Katowice History, Poland
Katowice is a relatively new city judging after Polish standards. Although archeologists have found traces of human settlements dating back to the 13th century, the official birth date of Katowice is 1598. That year, Reverend Kazimierski made a visit to a small parish called ‘Bogucice’. Back then, Katowice (that wasn’t even called this way) was mainly known for its smithies. No one knows exactly how Katowice ended up with its current name: the most probable explanation is that is took its name from some early settler or blacksmith.
Katowice History – Katowice under Prussian Rule
One of the most important events in Katowice history took place in the mid 19th century, when a railway connecting to Myslowice made its way through this farmers and smiths settlement. By this time, Katowice was already Prussian territory, and the ethnic structure of the town, affected by German migration, started to change. By 1865 Katowice was granted municipal rights, under the Germanized name “Kattowitz”. Katowice’s economy was given a boost across the 19th century, when the Silesian coal started to be exploited. Concomitantly with the construction of steel factories and coal mines, Katowice underwent a process of cultural awakening: most theaters, institutions, libraries, schools and churches date back to the second half of the 19th century.
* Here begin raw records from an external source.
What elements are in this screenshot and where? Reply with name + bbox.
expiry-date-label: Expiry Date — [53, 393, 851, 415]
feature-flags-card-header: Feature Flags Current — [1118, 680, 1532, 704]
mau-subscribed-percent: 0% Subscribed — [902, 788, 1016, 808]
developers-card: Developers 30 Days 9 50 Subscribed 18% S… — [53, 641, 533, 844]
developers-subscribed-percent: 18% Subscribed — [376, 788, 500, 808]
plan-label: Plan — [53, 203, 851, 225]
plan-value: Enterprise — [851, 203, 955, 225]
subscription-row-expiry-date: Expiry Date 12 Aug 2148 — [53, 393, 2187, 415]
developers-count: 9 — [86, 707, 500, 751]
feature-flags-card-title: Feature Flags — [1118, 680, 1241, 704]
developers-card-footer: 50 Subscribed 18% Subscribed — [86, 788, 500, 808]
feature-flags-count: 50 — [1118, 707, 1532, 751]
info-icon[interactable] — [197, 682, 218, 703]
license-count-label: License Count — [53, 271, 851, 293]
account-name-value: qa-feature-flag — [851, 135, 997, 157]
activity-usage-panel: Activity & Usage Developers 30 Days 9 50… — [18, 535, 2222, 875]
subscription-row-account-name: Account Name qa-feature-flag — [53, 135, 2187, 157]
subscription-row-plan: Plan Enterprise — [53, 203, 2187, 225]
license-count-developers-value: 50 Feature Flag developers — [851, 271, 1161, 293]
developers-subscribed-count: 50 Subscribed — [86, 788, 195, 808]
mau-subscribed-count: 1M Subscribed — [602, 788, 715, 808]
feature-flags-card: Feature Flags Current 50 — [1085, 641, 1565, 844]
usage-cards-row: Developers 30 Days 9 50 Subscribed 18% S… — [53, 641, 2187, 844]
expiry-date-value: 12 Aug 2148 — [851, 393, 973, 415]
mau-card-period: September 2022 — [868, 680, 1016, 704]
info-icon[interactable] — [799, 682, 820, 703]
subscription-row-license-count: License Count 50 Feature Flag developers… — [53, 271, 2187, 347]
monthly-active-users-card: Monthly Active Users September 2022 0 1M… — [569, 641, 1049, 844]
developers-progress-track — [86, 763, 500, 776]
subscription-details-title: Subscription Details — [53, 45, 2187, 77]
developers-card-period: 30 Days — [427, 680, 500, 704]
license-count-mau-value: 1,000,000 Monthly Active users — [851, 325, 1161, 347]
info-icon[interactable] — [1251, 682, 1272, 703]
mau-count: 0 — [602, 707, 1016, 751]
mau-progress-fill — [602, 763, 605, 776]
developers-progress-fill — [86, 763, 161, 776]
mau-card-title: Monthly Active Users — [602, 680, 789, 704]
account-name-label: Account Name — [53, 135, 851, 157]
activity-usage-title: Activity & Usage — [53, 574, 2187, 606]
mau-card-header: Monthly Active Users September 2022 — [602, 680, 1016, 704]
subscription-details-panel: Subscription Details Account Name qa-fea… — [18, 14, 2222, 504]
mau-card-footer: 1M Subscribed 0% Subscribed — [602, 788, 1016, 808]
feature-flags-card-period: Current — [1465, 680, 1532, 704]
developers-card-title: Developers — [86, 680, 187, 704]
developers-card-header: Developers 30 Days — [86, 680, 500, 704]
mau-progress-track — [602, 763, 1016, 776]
Katowice History – Katowice across the 20th Century
Immediately after World War I, Katowice was returned to the Poles, and became o part of the Second Polish Republic. However, as capital of the Silesian Viovodship, Katowice had all the privileges of an autonomous region. The ethnic structure began to change again, especially due to the arrival of a numerous Jewish community. Between the wars, Katowice went through the fastest economic growth in history: in just a few years, the city became the strongest economic centre in the country (by 1926, it already had its own airport). The German occupation during World War 2 represented the most violent period in the Katowice history: Polish language was banned, synagogues and cultural institutions burned down and the citizens who were not obeying were guillotined in public. When Poland became a socialist country, Katowice’s heavy industry was forced to develop even more. Now, at the beginning of a new century, the city administration is making serious efforts to re-invent Katowice, by attracting foreign investors and promoting a sustainable development. Although Warsaw or Krakow may be more famous or more culturally active than Katowice, its huge economic potential is the guarantee of a glorious future.